Among the Sensex 30 stocks, TCS soared over 7 per cent and Tata Steel surged nearly 5 per cent. Sun Pharma, Infosys, Tech Mahindra, IndusInd Bank, HCL Technologies and ICICI Bank were up 1-3 per cent each. On the other hand, Bajaj Finserv slipped nearly 3 per cent. Bajaj Finance, Bharti Airtel, UltraTech Cement, Bajaj Auto, PowerGrid Corporation and ITC were down 1-2 per cent each.

Today, the Sensex gave a fresh ‘Buy’ signal on the monthly and quarterly Fibonacci chart. As per the monthly Fibonacci chart, the BSE index may now test 39,500 and 39,840 on the upside. The bias for the month and the quarter is likely to remain positive as long as the BSE index sustains above 38,070-odd level. As per the quarterly Fibonacci chart, the BSE index can potentially rally towards 40,000-40,600-41,200 in this quarter.

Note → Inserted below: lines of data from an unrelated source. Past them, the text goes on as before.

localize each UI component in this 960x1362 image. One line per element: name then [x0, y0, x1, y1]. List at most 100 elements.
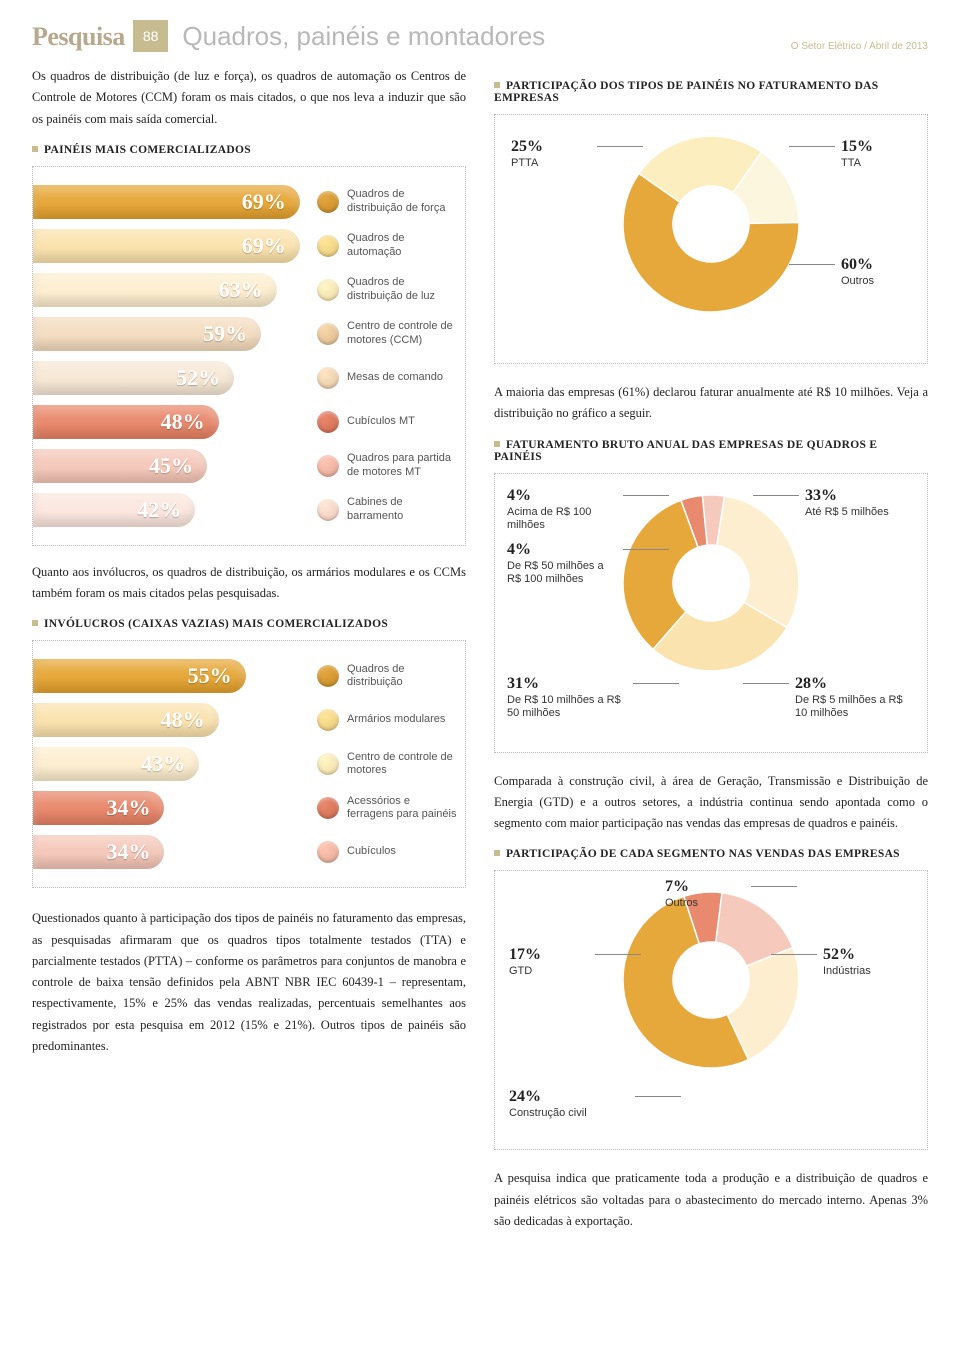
callout-pct: 4%	[507, 486, 617, 506]
donut-callout: 24%Construção civil	[509, 1087, 629, 1121]
bar-label: Quadros de distribuição de força	[347, 188, 459, 216]
page-meta: O Setor Elétrico / Abril de 2013	[791, 41, 928, 52]
callout-label: Outros	[665, 897, 698, 909]
bar-pct: 52%	[176, 365, 220, 391]
donut3-title: PARTICIPAÇÃO DE CADA SEGMENTO NAS VENDAS…	[494, 848, 928, 860]
callout-pct: 33%	[805, 486, 915, 506]
bar-label: Armários modulares	[347, 713, 459, 727]
page-header: Pesquisa 88 Quadros, painéis e montadore…	[32, 20, 928, 52]
intro-paragraph: Os quadros de distribuição (de luz e for…	[32, 66, 466, 130]
bar-row: 63% Quadros de distribuição de luz	[33, 271, 459, 309]
bar-label: Centro de controle de motores	[347, 751, 459, 779]
donut1-title: PARTICIPAÇÃO DOS TIPOS DE PAINÉIS NO FAT…	[494, 80, 928, 104]
bar-label: Centro de controle de motores (CCM)	[347, 320, 459, 348]
donut-slice	[717, 496, 799, 627]
donut3-block: 7%Outros 17%GTD 24%Construção civil 52%Indú…	[494, 870, 928, 1150]
donut-callout: 7%Outros	[665, 877, 745, 911]
bar-row: 55% Quadros de distribuição	[33, 657, 459, 695]
bar-label: Mesas de comando	[347, 371, 459, 385]
callout-label: TTA	[841, 157, 861, 169]
bar-pct: 34%	[106, 795, 150, 821]
bar-label: Cubículos	[347, 845, 459, 859]
bar-row: 59% Centro de controle de motores (CCM)	[33, 315, 459, 353]
bar-pct: 69%	[242, 189, 286, 215]
callout-label: De R$ 5 milhões a R$ 10 milhões	[795, 694, 903, 720]
callout-pct: 15%	[841, 137, 911, 157]
callout-pct: 7%	[665, 877, 745, 897]
callout-label: Acima de R$ 100 milhões	[507, 506, 591, 532]
bar-row: 52% Mesas de comando	[33, 359, 459, 397]
bar-pct: 69%	[242, 233, 286, 259]
callout-label: Construção civil	[509, 1107, 587, 1119]
bar-pct: 48%	[161, 707, 205, 733]
donut3-svg	[616, 885, 806, 1075]
bar-label: Acessórios e ferragens para painéis	[347, 795, 459, 823]
bar-label: Quadros para partida de motores MT	[347, 452, 459, 480]
donut2-block: 4%Acima de R$ 100 milhões4%De R$ 50 milh…	[494, 473, 928, 753]
bar-pct: 59%	[203, 321, 247, 347]
callout-pct: 24%	[509, 1087, 629, 1107]
donut-callout: 4%De R$ 50 milhões a R$ 100 milhões	[507, 540, 617, 588]
page-title: Quadros, painéis e montadores	[182, 21, 790, 52]
chart2-title: INVÓLUCROS (CAIXAS VAZIAS) MAIS COMERCIA…	[32, 618, 466, 630]
callout-pct: 4%	[507, 540, 617, 560]
bar-row: 69% Quadros de automação	[33, 227, 459, 265]
bar-pct: 34%	[106, 839, 150, 865]
bar-label: Quadros de distribuição de luz	[347, 276, 459, 304]
donut-callout: 33%Até R$ 5 milhões	[805, 486, 915, 520]
donut-callout: 52%Indústrias	[823, 945, 913, 979]
right-paragraph-1: A maioria das empresas (61%) declarou fa…	[494, 382, 928, 425]
donut-callout: 15%TTA	[841, 137, 911, 171]
section-label: Pesquisa	[32, 22, 125, 52]
donut-callout: 17%GTD	[509, 945, 589, 979]
bar-row: 34% Acessórios e ferragens para painéis	[33, 789, 459, 827]
donut2-svg	[616, 488, 806, 678]
bar-row: 45% Quadros para partida de motores MT	[33, 447, 459, 485]
bar-pct: 45%	[149, 453, 193, 479]
mid-left-paragraph: Quanto aos invólucros, os quadros de dis…	[32, 562, 466, 605]
donut-callout: 28%De R$ 5 milhões a R$ 10 milhões	[795, 674, 915, 722]
callout-pct: 17%	[509, 945, 589, 965]
page-number: 88	[133, 20, 169, 52]
donut-callout: 31%De R$ 10 milhões a R$ 50 milhões	[507, 674, 627, 722]
bar-label: Quadros de distribuição	[347, 663, 459, 691]
donut2-title: FATURAMENTO BRUTO ANUAL DAS EMPRESAS DE …	[494, 439, 928, 463]
callout-label: Outros	[841, 275, 874, 287]
bar-pct: 63%	[219, 277, 263, 303]
callout-label: PTTA	[511, 157, 538, 169]
bar-pct: 48%	[161, 409, 205, 435]
bar-row: 43% Centro de controle de motores	[33, 745, 459, 783]
bottom-left-paragraph: Questionados quanto à participação dos t…	[32, 908, 466, 1057]
bar-pct: 55%	[188, 663, 232, 689]
bar-pct: 43%	[141, 751, 185, 777]
right-paragraph-3: A pesquisa indica que praticamente toda …	[494, 1168, 928, 1232]
bar-label: Cubículos MT	[347, 415, 459, 429]
bar-row: 69% Quadros de distribuição de força	[33, 183, 459, 221]
callout-pct: 31%	[507, 674, 627, 694]
donut-callout: 25%PTTA	[511, 137, 591, 171]
bar-pct: 42%	[137, 497, 181, 523]
donut1-svg	[616, 129, 806, 319]
bar-row: 48% Armários modulares	[33, 701, 459, 739]
callout-label: GTD	[509, 965, 532, 977]
donut1-block: 25%PTTA 15%TTA 60%Outros	[494, 114, 928, 364]
chart2-bars: 55% Quadros de distribuição 48% Armários mo…	[32, 640, 466, 888]
chart1-title: PAINÉIS MAIS COMERCIALIZADOS	[32, 144, 466, 156]
chart1-bars: 69% Quadros de distribuição de força 69% Qu…	[32, 166, 466, 546]
bar-row: 34% Cubículos	[33, 833, 459, 871]
bar-label: Cabines de barramento	[347, 496, 459, 524]
bar-row: 48% Cubículos MT	[33, 403, 459, 441]
donut-callout: 4%Acima de R$ 100 milhões	[507, 486, 617, 534]
callout-label: Até R$ 5 milhões	[805, 506, 889, 518]
callout-pct: 28%	[795, 674, 915, 694]
callout-pct: 52%	[823, 945, 913, 965]
callout-label: De R$ 10 milhões a R$ 50 milhões	[507, 694, 621, 720]
bar-label: Quadros de automação	[347, 232, 459, 260]
bar-row: 42% Cabines de barramento	[33, 491, 459, 529]
callout-label: Indústrias	[823, 965, 871, 977]
right-paragraph-2: Comparada à construção civil, à área de …	[494, 771, 928, 835]
callout-pct: 60%	[841, 255, 911, 275]
callout-pct: 25%	[511, 137, 591, 157]
callout-label: De R$ 50 milhões a R$ 100 milhões	[507, 560, 604, 586]
donut-callout: 60%Outros	[841, 255, 911, 289]
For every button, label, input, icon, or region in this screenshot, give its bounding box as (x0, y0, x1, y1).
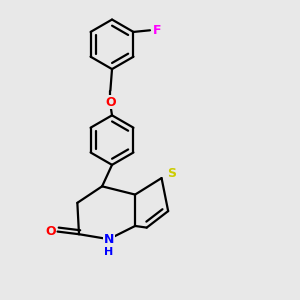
Text: S: S (167, 167, 176, 180)
Text: F: F (153, 24, 161, 37)
Text: N: N (103, 233, 114, 246)
Text: O: O (45, 225, 56, 238)
Text: H: H (104, 248, 113, 257)
Text: O: O (105, 96, 116, 109)
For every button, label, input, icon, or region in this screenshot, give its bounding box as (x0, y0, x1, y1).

The BSE Sensex, however, has not given any clear indication on the weekly Fibonacci chart. As per the daily Fibonacci chart, on Tuesday, in case of an up move the BSE index may face resistance around 39,140-39,200-39,250. On the other hand, in case of a decline the Sensex is likely to seek support around 38,800-38,750-38,700.

Also Read: Weekly Outlook: Volatility likely to continue; expect a two-way movement

The NSE Nifty scaled a high of 11,578 and then ended with a gain of 0.8 per cent at 11,503. The NSE index is currently testing resistance around its Super Trend Line, consistently sustainability above 11,500 can trigger a rally towards 11,800 for the NSE index. However, failure to sustain above 11,500 can force the index back towards 11,300 where the two key moving averages (20-DMA & 50-DMA) have converged. 

Among the key momentum oscillators on the daily chart, the Slow Stochastic and the DI (Directional Index) are clearly in favour of the bulls. However, the MACD (Moving Average Convergence Divergence) is inconclusive and the 14-day RSI (Relative Strength Index) is in the neutral zone.

Disclaimer: The views expressed in this article are personal and for information purpose only, it does not advocate any buy or sell /recommendation.